There is a very challenging and insightful
article by Nicholas Kristof in today's NYTimes. I continue to be impressed by Kristof for his bold reporting --- no doubt, he will attract a lot of ire for this article and its point of view. In a nutshell, he argues that labor standards are relative; what poor people want is better jobs. What looks like exploitation to an American is a big step up for someone who had previously worked in far worse conditions. A factory job in a sweatshop is a better job than, for example, scavenging in a garbage dump, pulling a rickshaw, or selling your body.
This is a familiar argument and one that often is used to criticize advocates who yell about the way the world should be, but who ignore the way the world actually is. It is a compelling argument, and we cannot just dismiss it as unfair or morally vacuous.
You are better off in a factory that pays $2 than in a job that pays $1/day. That extra income will allow a parent to support her child, educate her child, and buy better opportunities for herself and others.

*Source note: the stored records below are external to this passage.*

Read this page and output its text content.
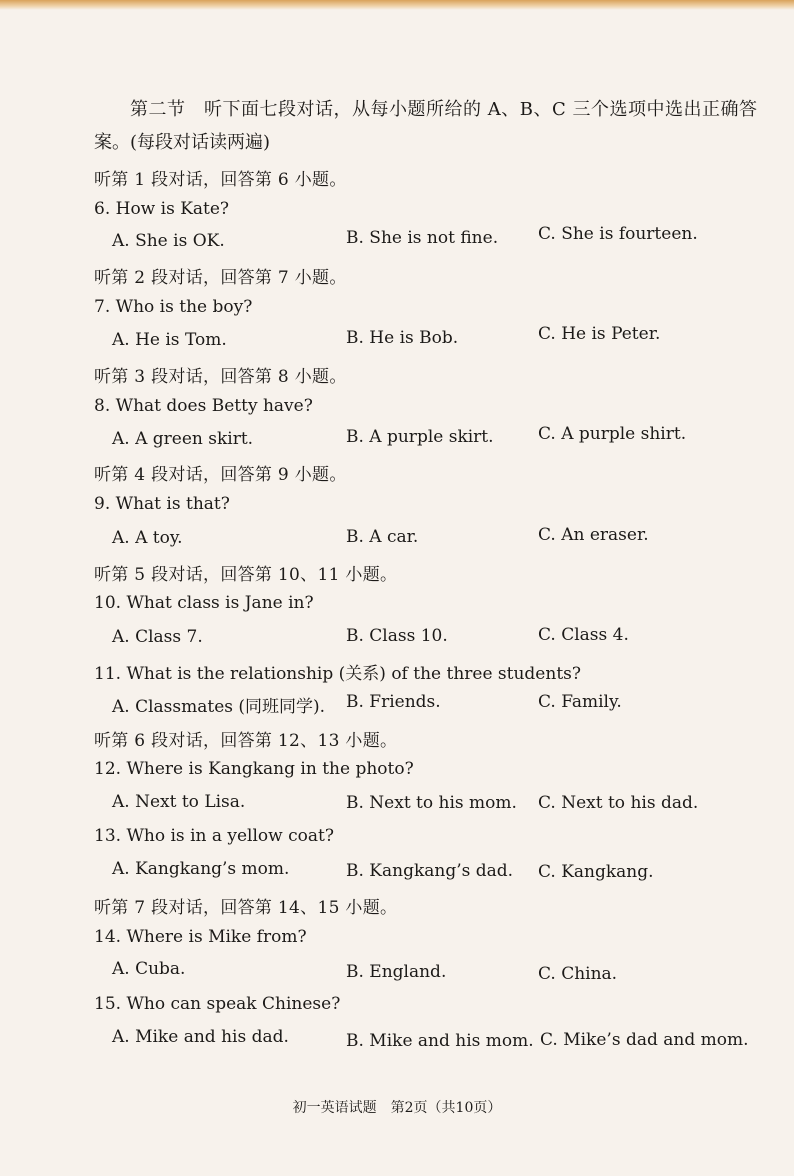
第二节　听下面七段对话，从每小题所给的 A、B、C 三个选项中选出正确答
案。(每段对话读两遍)
听第 1 段对话，回答第 6 小题。
6. How is Kate?
A. She is OK.	B. She is not fine. C. She is fourteen.
听第 2 段对话，回答第 7 小题。
7. Who is the boy?
A. He is Tom.	B. He is Bob.	C. He is Peter.
听第 3 段对话，回答第 8 小题。
8. What does Betty have?
A. A green skirt.	B. A purple skirt.	C. A purple shirt.
听第 4 段对话，回答第 9 小题。
9. What is that?
A. A toy.	B. A car.	C. An eraser.
听第 5 段对话，回答第 10、11 小题。
10. What class is Jane in?
A. Class 7.	B. Class 10.	C. Class 4.
11. What is the relationship (关系) of the three students?
A. Classmates (同班同学). B. Friends.	C. Family.
听第 6 段对话，回答第 12、13 小题。
12. Where is Kangkang in the photo?
A. Next to Lisa.	B. Next to his mom. C. Next to his dad.
13. Who is in a yellow coat?
A. Kangkang’s mom.	B. Kangkang’s dad. C. Kangkang.
听第 7 段对话，回答第 14、15 小题。
14. Where is Mike from?
A. Cuba.	B. England.	C. China.
15. Who can speak Chinese?
A. Mike and his dad.	B. Mike and his mom. C. Mike’s dad and mom.
初一英语试题　第2页（共10页）
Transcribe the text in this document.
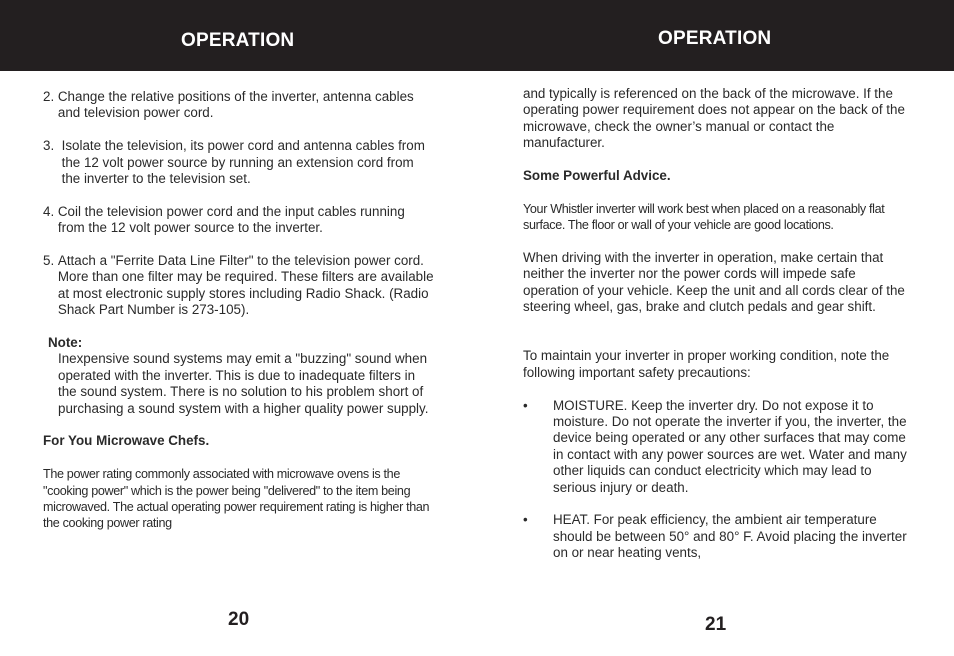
OPERATION	OPERATION
2. Change the relative positions of the inverter, antenna cables and television power cord.
3. Isolate the television, its power cord and antenna cables from the 12 volt power source by running an extension cord from the inverter to the television set.
4. Coil the television power cord and the input cables running from the 12 volt power source to the inverter.
5. Attach a "Ferrite Data Line Filter" to the television power cord. More than one filter may be required. These filters are available at most electronic supply stores including Radio Shack. (Radio Shack Part Number is 273-105).

Note:

Inexpensive sound systems may emit a "buzzing" sound when operated with the inverter. This is due to inadequate filters in the sound system. There is no solution to his problem short of purchasing a sound system with a higher quality power supply.

For You Microwave Chefs.

The power rating commonly associated with microwave ovens is the "cooking power" which is the power being "delivered" to the item being microwaved. The actual operating power requirement rating is higher than the cooking power rating

and typically is referenced on the back of the microwave. If the operating power requirement does not appear on the back of the microwave, check the owner’s manual or contact the manufacturer.

Some Powerful Advice.

Your Whistler inverter will work best when placed on a reasonably flat surface. The floor or wall of your vehicle are good locations.

When driving with the inverter in operation, make certain that neither the inverter nor the power cords will impede safe operation of your vehicle. Keep the unit and all cords clear of the steering wheel, gas, brake and clutch pedals and gear shift.

To maintain your inverter in proper working condition, note the following important safety precautions:

•	MOISTURE. Keep the inverter dry. Do not expose it to moisture. Do not operate the inverter if you, the inverter, the device being operated or any other surfaces that may come in contact with any power sources are wet. Water and many other liquids can conduct electricity which may lead to serious injury or death.
•	HEAT. For peak efficiency, the ambient air temperature should be between 50° and 80° F. Avoid placing the inverter on or near heating vents,

20	21
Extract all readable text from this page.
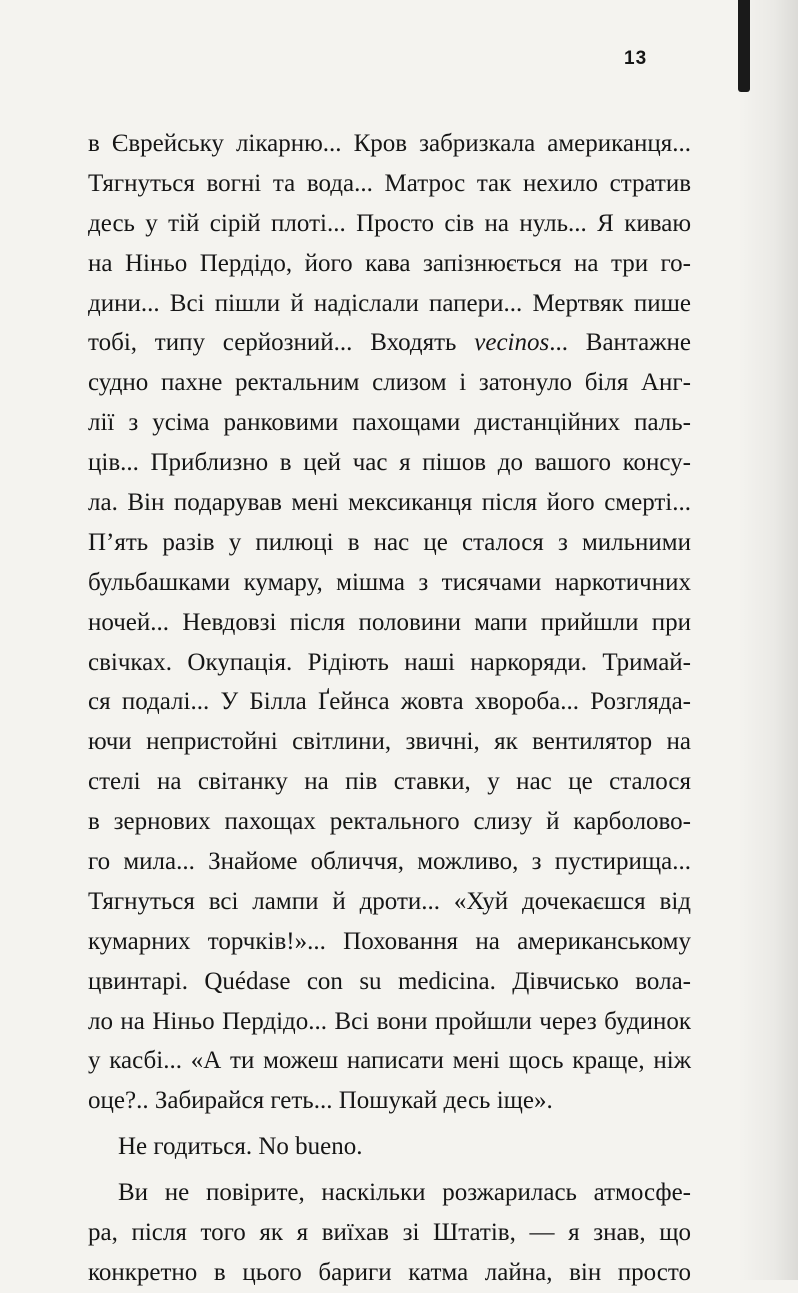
13
в Єврейську лікарню... Кров забризкала американця...
Тягнуться вогні та вода... Матрос так нехило стратив
десь у тій сірій плоті... Просто сів на нуль... Я киваю
на Ніньо Пердідо, його кава запізнюється на три го-
дини... Всі пішли й надіслали папери... Мертвяк пише
тобі, типу серйозний... Входять vecinos... Вантажне
судно пахне ректальним слизом і затонуло біля Анг-
лії з усіма ранковими пахощами дистанційних паль-
ців... Приблизно в цей час я пішов до вашого консу-
ла. Він подарував мені мексиканця після його смерті...
П’ять разів у пилюці в нас це сталося з мильними
бульбашками кумару, мішма з тисячами наркотичних
ночей... Невдовзі після половини мапи прийшли при
свічках. Окупація. Рідіють наші наркоряди. Тримай-
ся подалі... У Білла Ґейнса жовта хвороба... Розгляда-
ючи непристойні світлини, звичні, як вентилятор на
стелі на світанку на пів ставки, у нас це сталося
в зернових пахощах ректального слизу й карболово-
го мила... Знайоме обличчя, можливо, з пустирища...
Тягнуться всі лампи й дроти... «Хуй дочекаєшся від
кумарних торчків!»... Поховання на американському
цвинтарі. Quédase con su medicina. Дівчисько вола-
ло на Ніньо Пердідо... Всі вони пройшли через будинок
у касбі... «А ти можеш написати мені щось краще, ніж
оце?.. Забирайся геть... Пошукай десь іще».
Не годиться. No bueno.
Ви не повірите, наскільки розжарилась атмосфе-
ра, після того як я виїхав зі Штатів, — я знав, що
конкретно в цього бариги катма лайна, він просто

One concern - that as the standards improve, the factories will just leave -- is not reason to limit manufacturing to those countries that already have very high labor standards.
What worries me, however, is when people use this rationale to justify importing poor people and paying them what "is better than they would get at home." Is is OK to pay a Cambodian woman $2 in Cambodia? Maybe. Is it OK to pay that same Cambodian woman $2 if she is in Hong Kong? No? Why not? She is still better off.
In a recent trial on forced labor, the woman on trial for keeping her child maid in the garage, entered into evidence a picture of where the child would have lived if she had stayed in Egypt:
From the Huffington Post article,"
Child maid trafficking spreads from Africa to US"
"The garage's walls are made of concrete instead of hand-patted bricks. Its roof doesn't leak. Its door shuts all the way. Shyima's mother and her 10 brothers and sisters live in a two-bedroom house with uneven walls and a flaking ceiling. None of them have ever had a bed to themselves, much less a whole room. At night, bodies cover the sagging couches.
Shown a snapshot of the windowless garage, Shyima's mother in the coastal town of Agami made a clucking sound of approval.
"It's much cleaner than where many people here sleep," said Helal, the child rights advocate. He explains that Shyima's treatment in the Ibrahim home is considered normal -even good - by Egyptian standards.
Even though many child maids are physically abused, child labor is rarely prosecuted because the work isn't considered strenuous. Many employers even see themselves as benefactors."
This situation is special because it was a child who was the victim. But would it have been different if it was an 18 year old women living in the garage? Can something be wrong, even if it makes the person better off? Is a women living in a garage in the United States a victim, even if her only other option is a worse situation in Egypt?
Can advocates articulate why this is wrong -- that is our challenge.